Crag: Clogwyn y Grochan, Nant Peris
Routes: Brant Direct (HVS 5a:sec), Slape p.2 (VS 5a:sec), Spectre (HVS 4c,5a,5a:led p.1), Kaisergebirge Wall (HVS 5b:sec)
Very conscious of the forthcoming mountain marathon, so I was happy to be passenger for most of this short day. Some drizzle and low cloud as I followed Vic up the splendid Brant Direct. Cold hands didn't help, as this route packs a lot of climbing into one short pitch up a striking corner groove line. It is quite sustained although never especially hard: just really satisfying climbing, benchmark HVS and surprisingly elegant if you get the bridging right and use the odd hand jam. Steep throughout, but with sharp little holds on the walls of the groove just where you need them. We also did the second pitch of Slape, a thin crack which leads to an awkward, steep move to gain a diagonal flake with little for the feet. Strenuous moves left gain huge holds and a mantel finish. I then led the first pitch of the classic Spectre as the sun came out (briefly). A tricky start up a steep crack, pinch grips and small footholds, leads to a better hold on the left slab. Some nice moves up the continuation crack gain flakes, then a ledge further right leading to easy climbing up slabs to the base of the obvious groove.
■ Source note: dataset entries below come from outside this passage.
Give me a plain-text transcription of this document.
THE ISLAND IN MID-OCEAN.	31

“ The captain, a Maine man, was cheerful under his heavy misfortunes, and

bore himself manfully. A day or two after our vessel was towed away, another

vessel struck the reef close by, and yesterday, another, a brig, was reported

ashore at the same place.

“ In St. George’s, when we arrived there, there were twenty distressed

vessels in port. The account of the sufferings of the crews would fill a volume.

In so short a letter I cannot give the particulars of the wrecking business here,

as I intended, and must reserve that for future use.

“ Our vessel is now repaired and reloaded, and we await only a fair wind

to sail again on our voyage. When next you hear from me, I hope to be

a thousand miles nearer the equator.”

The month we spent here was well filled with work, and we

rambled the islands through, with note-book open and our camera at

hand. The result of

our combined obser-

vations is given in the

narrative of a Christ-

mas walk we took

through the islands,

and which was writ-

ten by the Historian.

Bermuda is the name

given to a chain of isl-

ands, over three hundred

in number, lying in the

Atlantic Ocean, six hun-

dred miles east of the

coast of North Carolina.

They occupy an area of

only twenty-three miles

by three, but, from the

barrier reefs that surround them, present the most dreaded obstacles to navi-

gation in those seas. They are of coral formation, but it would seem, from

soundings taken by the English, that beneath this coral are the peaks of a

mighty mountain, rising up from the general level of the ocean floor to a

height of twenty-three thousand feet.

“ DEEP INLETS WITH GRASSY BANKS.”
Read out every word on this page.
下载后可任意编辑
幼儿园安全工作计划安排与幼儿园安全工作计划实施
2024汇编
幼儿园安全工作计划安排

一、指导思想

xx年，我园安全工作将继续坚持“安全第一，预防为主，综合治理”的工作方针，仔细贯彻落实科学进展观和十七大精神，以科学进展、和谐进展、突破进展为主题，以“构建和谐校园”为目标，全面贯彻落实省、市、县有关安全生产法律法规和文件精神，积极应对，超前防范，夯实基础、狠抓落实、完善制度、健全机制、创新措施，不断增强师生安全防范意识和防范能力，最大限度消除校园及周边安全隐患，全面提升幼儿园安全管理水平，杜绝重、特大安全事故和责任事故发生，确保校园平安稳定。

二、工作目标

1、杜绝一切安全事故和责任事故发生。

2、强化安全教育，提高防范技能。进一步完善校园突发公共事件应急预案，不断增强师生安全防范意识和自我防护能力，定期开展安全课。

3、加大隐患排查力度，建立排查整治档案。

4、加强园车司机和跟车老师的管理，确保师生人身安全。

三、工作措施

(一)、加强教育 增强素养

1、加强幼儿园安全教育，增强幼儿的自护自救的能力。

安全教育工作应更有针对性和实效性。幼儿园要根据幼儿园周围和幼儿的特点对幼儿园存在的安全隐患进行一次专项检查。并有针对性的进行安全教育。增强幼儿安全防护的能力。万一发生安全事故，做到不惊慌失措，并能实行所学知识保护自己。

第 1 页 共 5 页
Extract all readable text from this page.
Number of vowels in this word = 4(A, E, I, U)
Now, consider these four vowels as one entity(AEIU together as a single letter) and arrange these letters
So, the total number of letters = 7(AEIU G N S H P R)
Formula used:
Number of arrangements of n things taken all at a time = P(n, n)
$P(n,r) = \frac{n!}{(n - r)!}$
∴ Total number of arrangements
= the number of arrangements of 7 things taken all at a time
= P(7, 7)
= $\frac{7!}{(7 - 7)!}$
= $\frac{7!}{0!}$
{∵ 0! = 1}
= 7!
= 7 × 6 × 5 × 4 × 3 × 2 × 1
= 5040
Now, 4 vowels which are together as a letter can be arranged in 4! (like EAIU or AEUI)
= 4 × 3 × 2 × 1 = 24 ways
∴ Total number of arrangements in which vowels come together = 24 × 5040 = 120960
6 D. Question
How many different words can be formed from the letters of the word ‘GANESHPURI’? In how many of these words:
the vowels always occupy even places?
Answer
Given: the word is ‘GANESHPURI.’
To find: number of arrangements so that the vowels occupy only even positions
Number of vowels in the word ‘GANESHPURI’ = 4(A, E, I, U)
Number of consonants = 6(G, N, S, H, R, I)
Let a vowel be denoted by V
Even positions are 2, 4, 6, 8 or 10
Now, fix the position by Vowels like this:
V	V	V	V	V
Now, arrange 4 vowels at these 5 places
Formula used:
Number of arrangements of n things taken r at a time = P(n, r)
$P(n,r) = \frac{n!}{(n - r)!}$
This gives a superb pitch, one of the best HVS pitches in Snowdonia, nicely sustained at the standard and in a great position, which becomes quite exposed and a tad more delicate as you leave the splendid groove to negotiate the small overhang. Satisfying climbing: steep and juggy. After a romp across a slab, the final pitch is what gives the route its 'character'. A fierce 30ft crack, rather polished, in which a committing layback leads strenuously up to a widening of the crack which becomes a niche into which you must insert yourself for a hands-off but uncomfortable rest. The crack doesn't relent in steepness, but does provide some good fist-jams to pull out of the niche. Kaisergerbirge Wall was a ludicrously appropriate finale, as I will be in the real Kaisergerbirge this time next week! It gives a splendid pitch and a welcome contrast from all the steepness on this crag. An easy but long and satisfying rising traverse - lovely climbing - gains a platform in an exposed position. Then comes the crux, supposedly 5b, but which felt more like VS 4c (as did the whole route) to me. Possibly reach-dependent. The steep groove has nice little holds for the feet and good positive small jugs throughout - an excellent route but by far the easiest of the day.